Jacob Aron, technology reporter, newscientist.com, 28 January 2011:
John Gilmore, internet activist and co-founder of the Electronic Frontier Foundation, famously said "The net interprets censorship as damage and routes around it." But what happens when all online routes are cut off?
At around 10.30 pm GMT last night, the Egyptian government shut down the entire country's connection to the internet, leaving its citizens unable to access websites hosted in the rest of the world. Attempts to access Egyptian sites from outside also fail - for example, http://egypt.gov.eg/ is currently unresponsive - while Egyptian access to .eg domains is likely to be extremely unreliable.
Protesters against the government had been coordinating their actions on social networking sites, leading the government to block the likes of Twitter and Facebook, but many got around these restrictions by using smartphones or proxy servers. Now, access through any means is almost impossible - Egypt is effectively offline.

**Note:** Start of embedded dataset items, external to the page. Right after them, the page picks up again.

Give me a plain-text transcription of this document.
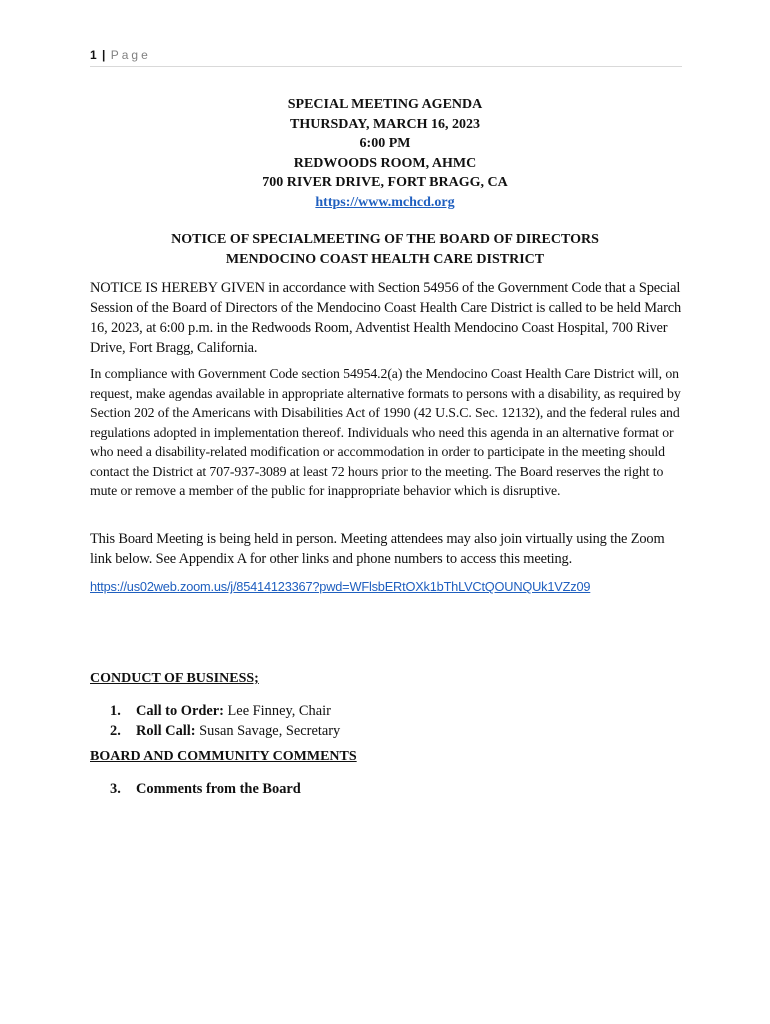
1 | Page
SPECIAL MEETING AGENDA
THURSDAY, MARCH 16, 2023
6:00 PM
REDWOODS ROOM, AHMC
700 RIVER DRIVE, FORT BRAGG, CA
https://www.mchcd.org
NOTICE OF SPECIALMEETING OF THE BOARD OF DIRECTORS
MENDOCINO COAST HEALTH CARE DISTRICT
NOTICE IS HEREBY GIVEN in accordance with Section 54956 of the Government Code that a Special Session of the Board of Directors of the Mendocino Coast Health Care District is called to be held March 16, 2023, at 6:00 p.m. in the Redwoods Room, Adventist Health Mendocino Coast Hospital, 700 River Drive, Fort Bragg, California.
In compliance with Government Code section 54954.2(a) the Mendocino Coast Health Care District will, on request, make agendas available in appropriate alternative formats to persons with a disability, as required by Section 202 of the Americans with Disabilities Act of 1990 (42 U.S.C. Sec. 12132), and the federal rules and regulations adopted in implementation thereof. Individuals who need this agenda in an alternative format or who need a disability-related modification or accommodation in order to participate in the meeting should contact the District at 707-937-3089 at least 72 hours prior to the meeting. The Board reserves the right to mute or remove a member of the public for inappropriate behavior which is disruptive.
This Board Meeting is being held in person. Meeting attendees may also join virtually using the Zoom link below. See Appendix A for other links and phone numbers to access this meeting.
https://us02web.zoom.us/j/85414123367?pwd=WFlsbERtOXk1bThLVCtQOUNQUk1VZz09
CONDUCT OF BUSINESS;
1. Call to Order: Lee Finney, Chair
2. Roll Call: Susan Savage, Secretary
BOARD AND COMMUNITY COMMENTS
3. Comments from the Board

"The Egyptian government's actions tonight have essentially wiped their country from the global map," said James Cowie of Renesys, a internet access monitoring company, in a blog post last night. "What happens when you disconnect a modern economy and 80,000,000 people from the internet?"
Only one Egyptian ISP remains connected to the outside world. It's unclear why the Noor Group remains online, but Cowie points out that the Egyptian Stock Exchange is still accessible at a Noor address.